Gabriel, rubio, de ojos claros y paisa, era mi jefe directo en el Guainía. Lo había escogido como delegado Adalgiza Laverde, directora del PNR, porque era un viejo conocido. El había estudiado en la UNAM y en Alemania. Desgarbado y de buen humor, hablaba de todo, como buen sociólogo. Era muy bueno para la carreta. Su ánimo de esconder ciertas cosas (su desacuerdo con sus superiores), las discusiones filosóficas que teníamos al respecto cuando yo lo contradecía en público, me preocupaban. Me hacían sentir al borde de la legalidad. La posibilidad de quedarme atrapado en una maraña de cosas no del todo honestas fue una de las principales razones para dejar el Guainía. El mismo delegado insistió en que decidiera si me iba a quedar por un semestre más o no, hasta que yo decidí que no. Trabajar en una oficina, haciendo papeleo, persiguiendo a los de la UMATA para que terminaran los proyectos, persiguiendo a los de la UDECO para que persiguieran a los de la UMATA, azarar al alcalde, a las instituciones para que acabaran los de ellos, no era el horizonte profesional que me imaginaba. El Guainía, un departamento de selvas, de comunidades indígenas afuera de la puerta, y yo trabajando en burocracia para los colonos. La misma Opción Colombia podía ser usada por el estado para rebajar la mano de obra profesional. Los contratadores podrían decir "¡Ah! ¿Qué usted quiere que le paguemos más? ¡pues acepte lo que le ofrecemos, porque tenemos 20 estudiantes ansiosos de ocupar su lugar!" Decidí irme. La visita de la congresista conservadora fue el broche de oro. Ella exigía la construcción de la carretera al río Guainía para que entraran los mineros, con argumentos que hacían sentir el Guainía como su finca privada.

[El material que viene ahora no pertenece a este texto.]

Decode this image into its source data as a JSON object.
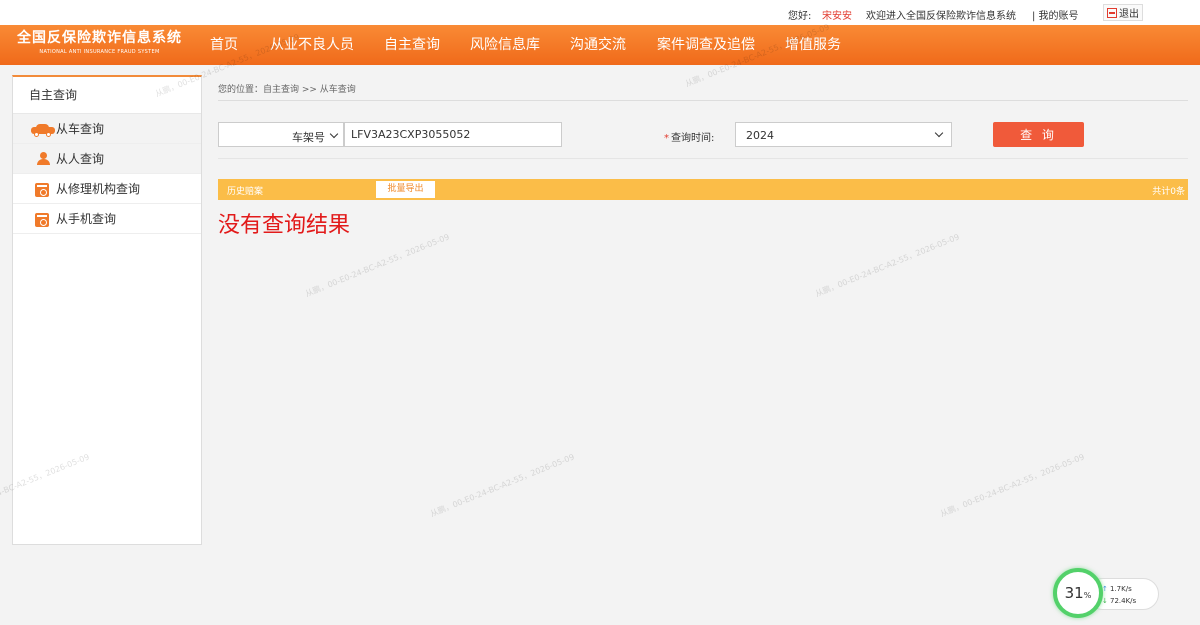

Los empleados públicos por cuotas políticas eran comunes. Uno que otro se extrañaba al ver que nosotros no teníamos patrones políticos. Los arrendadores del cuarto donde yo vivía también eran políticos. Ahí vivían y echaban línea a gente de los barrios que venían a pedir consejo. Un enredo de intereses ocultos y manifiestos, en donde nada parece ser desinteresado, se cirnió a mi alrededor en mi estadía. Los profesores y la gente del común, me trataban de "doctor" y esa vaina no me gustaba. Cada vez que en el barrio Los Libertadores explicaba la red, veía rostros amables tornarse en desconfiados. Les mostraba las políticas del estado o los motivos que nos daban para aplazar las ejecuciones o para escoger a tal persona y no a tal otra para el programa de vivienda, se daban otra vez los rostros desconfiados. Contrastaban con los concejales del barrio, con su habladito, a ratos excesivamente amables, que parecía que te estuvieran escondiendo algo. Los líderes comunales, no tenían tiempo para visitar a la gente; ellos sí eran humanos, tenían que trabajar. A pesar de sus intereses personales mostraban ánimo, ganas de ayudar. El pueblo desconfía de todo lo que huela a político, se cansa de tanta reunidera, de que le cambien los requerimientos de la noche a la mañana, de que las cosas no se vean; y aún así, siempre vuelve...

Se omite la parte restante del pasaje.